Parents take many different approaches when it comes to college funding for their kids. The approach taken will often be influenced by the approach their parents took, or the approach their culture takes.
On the one end we have the parents that participate little in the child’s college funding. And on the other end we have the parents that will pay almost anything for the child’s higher education. The minimal-participation group is often driven by two major themes, “retirement-first” and “skin-in-the-game”. The retirement-first folks believe that “you can’t borrow for retirement, but you can for college”. And the skin-in-the-game folks believe that the child won’t appreciate the opportunity and won’t work hard if college is paid for them.
The all-in parents usually fall into three groups. The first believe that “our kids are our retirement”. This is common in many cultures. They invest heavily in their children and in return the kids will care for them in their old age. The second group believes that education is a right of passage and should be paid for, regardless of the cost. The last group is the status-symbol group. Being able to tell their friends that their kid goes to an elite school is worth any price. The parents caught up in the admissions scandal probably fall into this camp. The amounts they were paying to get the kids in college would probably never have enough return on investment to justify the cost, much less the unethical and illegal activities. The motivation had to be one of status.
Subscribing to one end of the spectrum or the other made much less difference 20+ years ago. The reason being is the affordability of college was much greater back then. The stats below tell a very compelling story. Compounding of interest is a magical thing, allowing it to build and build. When that compounding is working against you, the impact can be more devastating than the Ice King getting ahold of your favorite dragon.
A common theme is that wages have not even kept up with normal inflation, much less college inflation. Even if we give wages the benefit of the doubt and say they have kept up with normal inflation, education inflation has increased by almost 4% above normal inflation over the last 30 years. From the College Board: https://trends.collegeboard.org/college-pricing/figures-tables/average-rates-growth-published-charges-decade
This means the ability to buy an education has decreased by two thirds. Your income dollar will only buy 0.33 cents of tuition now compared to 30 years ago. This means the ability to completely ignore college funding is less and the ability for the parents to pay for everything is less.

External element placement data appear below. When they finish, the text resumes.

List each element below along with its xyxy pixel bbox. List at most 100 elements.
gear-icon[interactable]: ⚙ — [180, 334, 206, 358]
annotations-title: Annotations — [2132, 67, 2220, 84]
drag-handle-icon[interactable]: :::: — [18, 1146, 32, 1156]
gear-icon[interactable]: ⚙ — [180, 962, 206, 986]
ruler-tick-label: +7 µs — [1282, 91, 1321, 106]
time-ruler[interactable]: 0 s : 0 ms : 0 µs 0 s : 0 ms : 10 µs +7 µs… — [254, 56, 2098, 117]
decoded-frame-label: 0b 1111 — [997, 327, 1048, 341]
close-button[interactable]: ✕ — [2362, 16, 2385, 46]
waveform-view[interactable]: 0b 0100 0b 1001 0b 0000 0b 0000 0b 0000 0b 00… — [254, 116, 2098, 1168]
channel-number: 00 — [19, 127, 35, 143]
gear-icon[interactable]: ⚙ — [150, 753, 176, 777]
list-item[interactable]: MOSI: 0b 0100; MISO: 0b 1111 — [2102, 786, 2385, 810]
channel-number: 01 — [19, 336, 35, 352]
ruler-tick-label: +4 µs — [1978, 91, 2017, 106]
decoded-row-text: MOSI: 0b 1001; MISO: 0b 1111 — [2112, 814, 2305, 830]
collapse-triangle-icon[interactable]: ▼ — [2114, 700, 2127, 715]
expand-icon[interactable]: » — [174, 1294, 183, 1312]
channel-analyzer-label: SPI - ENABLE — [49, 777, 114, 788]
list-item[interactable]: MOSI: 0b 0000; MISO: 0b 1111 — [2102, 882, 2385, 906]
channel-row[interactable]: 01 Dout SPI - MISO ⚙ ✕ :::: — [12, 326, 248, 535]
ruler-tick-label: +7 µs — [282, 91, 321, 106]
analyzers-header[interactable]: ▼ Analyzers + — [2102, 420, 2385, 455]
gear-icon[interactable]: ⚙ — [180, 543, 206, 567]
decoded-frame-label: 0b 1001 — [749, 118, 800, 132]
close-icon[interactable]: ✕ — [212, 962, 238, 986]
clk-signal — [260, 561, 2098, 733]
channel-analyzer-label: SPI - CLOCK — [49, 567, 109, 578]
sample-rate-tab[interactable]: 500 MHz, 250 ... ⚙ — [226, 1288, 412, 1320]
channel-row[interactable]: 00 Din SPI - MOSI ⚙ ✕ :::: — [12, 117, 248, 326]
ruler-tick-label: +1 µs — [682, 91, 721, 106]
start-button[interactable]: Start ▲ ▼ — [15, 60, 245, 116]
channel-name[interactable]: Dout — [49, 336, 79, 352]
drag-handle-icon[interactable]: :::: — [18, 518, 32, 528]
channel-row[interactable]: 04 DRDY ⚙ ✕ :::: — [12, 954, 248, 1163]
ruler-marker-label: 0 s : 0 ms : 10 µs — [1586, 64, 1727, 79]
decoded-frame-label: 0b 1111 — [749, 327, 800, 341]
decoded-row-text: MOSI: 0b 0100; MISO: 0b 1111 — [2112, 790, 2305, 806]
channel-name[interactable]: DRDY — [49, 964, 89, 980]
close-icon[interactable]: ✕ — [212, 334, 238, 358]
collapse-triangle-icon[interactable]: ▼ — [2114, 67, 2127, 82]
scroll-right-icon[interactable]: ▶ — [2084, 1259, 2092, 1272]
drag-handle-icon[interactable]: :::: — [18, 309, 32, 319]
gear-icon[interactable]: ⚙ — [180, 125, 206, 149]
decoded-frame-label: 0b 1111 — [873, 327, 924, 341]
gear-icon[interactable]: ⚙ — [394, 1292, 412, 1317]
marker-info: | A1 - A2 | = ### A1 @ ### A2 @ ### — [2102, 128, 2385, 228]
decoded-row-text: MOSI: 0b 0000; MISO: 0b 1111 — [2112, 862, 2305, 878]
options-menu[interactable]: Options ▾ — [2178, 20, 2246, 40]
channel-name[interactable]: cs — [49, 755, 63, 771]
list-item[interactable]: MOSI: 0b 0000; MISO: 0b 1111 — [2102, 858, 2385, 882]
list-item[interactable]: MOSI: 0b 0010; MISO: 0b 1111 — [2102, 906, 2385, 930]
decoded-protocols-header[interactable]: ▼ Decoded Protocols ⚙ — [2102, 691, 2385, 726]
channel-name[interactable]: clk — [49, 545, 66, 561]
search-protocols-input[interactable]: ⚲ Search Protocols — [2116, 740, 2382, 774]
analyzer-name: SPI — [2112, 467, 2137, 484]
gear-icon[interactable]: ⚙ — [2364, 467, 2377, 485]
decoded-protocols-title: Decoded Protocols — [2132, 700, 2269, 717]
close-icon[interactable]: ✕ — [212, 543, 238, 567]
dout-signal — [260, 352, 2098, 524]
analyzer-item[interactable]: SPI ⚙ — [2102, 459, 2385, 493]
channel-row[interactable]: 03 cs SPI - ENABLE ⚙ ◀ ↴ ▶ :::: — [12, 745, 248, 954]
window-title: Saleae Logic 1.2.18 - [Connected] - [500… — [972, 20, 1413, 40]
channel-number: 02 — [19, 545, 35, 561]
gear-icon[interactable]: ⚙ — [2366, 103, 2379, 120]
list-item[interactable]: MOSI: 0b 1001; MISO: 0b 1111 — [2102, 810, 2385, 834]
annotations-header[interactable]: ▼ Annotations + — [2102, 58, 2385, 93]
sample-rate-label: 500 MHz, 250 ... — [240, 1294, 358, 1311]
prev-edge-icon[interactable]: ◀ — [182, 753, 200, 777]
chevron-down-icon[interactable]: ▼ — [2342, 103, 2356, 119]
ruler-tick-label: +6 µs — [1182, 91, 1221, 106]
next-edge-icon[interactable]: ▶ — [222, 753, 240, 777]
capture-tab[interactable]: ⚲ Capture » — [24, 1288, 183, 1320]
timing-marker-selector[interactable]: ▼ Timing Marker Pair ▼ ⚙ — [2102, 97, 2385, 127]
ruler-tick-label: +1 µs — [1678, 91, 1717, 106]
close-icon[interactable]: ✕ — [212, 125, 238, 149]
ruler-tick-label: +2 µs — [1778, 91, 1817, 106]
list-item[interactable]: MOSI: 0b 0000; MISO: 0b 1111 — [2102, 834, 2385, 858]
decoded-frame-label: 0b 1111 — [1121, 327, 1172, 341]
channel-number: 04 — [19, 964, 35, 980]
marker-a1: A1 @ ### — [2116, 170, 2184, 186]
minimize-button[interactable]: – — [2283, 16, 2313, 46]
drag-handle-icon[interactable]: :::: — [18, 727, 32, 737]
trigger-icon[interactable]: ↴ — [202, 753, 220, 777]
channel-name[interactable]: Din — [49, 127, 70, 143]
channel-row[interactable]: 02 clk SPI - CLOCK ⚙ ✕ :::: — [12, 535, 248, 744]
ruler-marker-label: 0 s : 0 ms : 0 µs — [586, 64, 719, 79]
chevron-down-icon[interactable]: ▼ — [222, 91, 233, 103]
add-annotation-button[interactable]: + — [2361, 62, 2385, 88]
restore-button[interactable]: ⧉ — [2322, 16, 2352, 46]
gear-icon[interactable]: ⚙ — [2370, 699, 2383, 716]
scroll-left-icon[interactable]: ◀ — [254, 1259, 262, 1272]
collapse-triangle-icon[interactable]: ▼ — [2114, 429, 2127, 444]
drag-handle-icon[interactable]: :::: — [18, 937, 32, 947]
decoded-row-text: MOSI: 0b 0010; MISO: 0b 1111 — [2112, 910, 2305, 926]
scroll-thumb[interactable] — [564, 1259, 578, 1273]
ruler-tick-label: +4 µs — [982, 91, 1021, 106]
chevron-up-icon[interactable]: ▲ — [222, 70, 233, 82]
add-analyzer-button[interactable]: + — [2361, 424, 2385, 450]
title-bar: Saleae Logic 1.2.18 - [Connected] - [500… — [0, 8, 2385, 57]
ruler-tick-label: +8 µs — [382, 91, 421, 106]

What is probably more critical than deciding the level of participation is for the parent and the child to educate themselves early on as to the possible cost of college and if debt does have to be taken out, what that looks like after college. If I had been informed what servicing my student loans looked like on my salary out of college, I would have done things differently.
The approach parents take to college funding is personal. There are no wrong or right answers. What is wrong is for the parents and student to go into the process and make the investment without knowing all the costs and consequences. Twenty-five years ago, you could do that, in most cases. Now, the costs are too life changing. Too much debt can keep us from being the best versions of ourselves, which is the reason for higher education.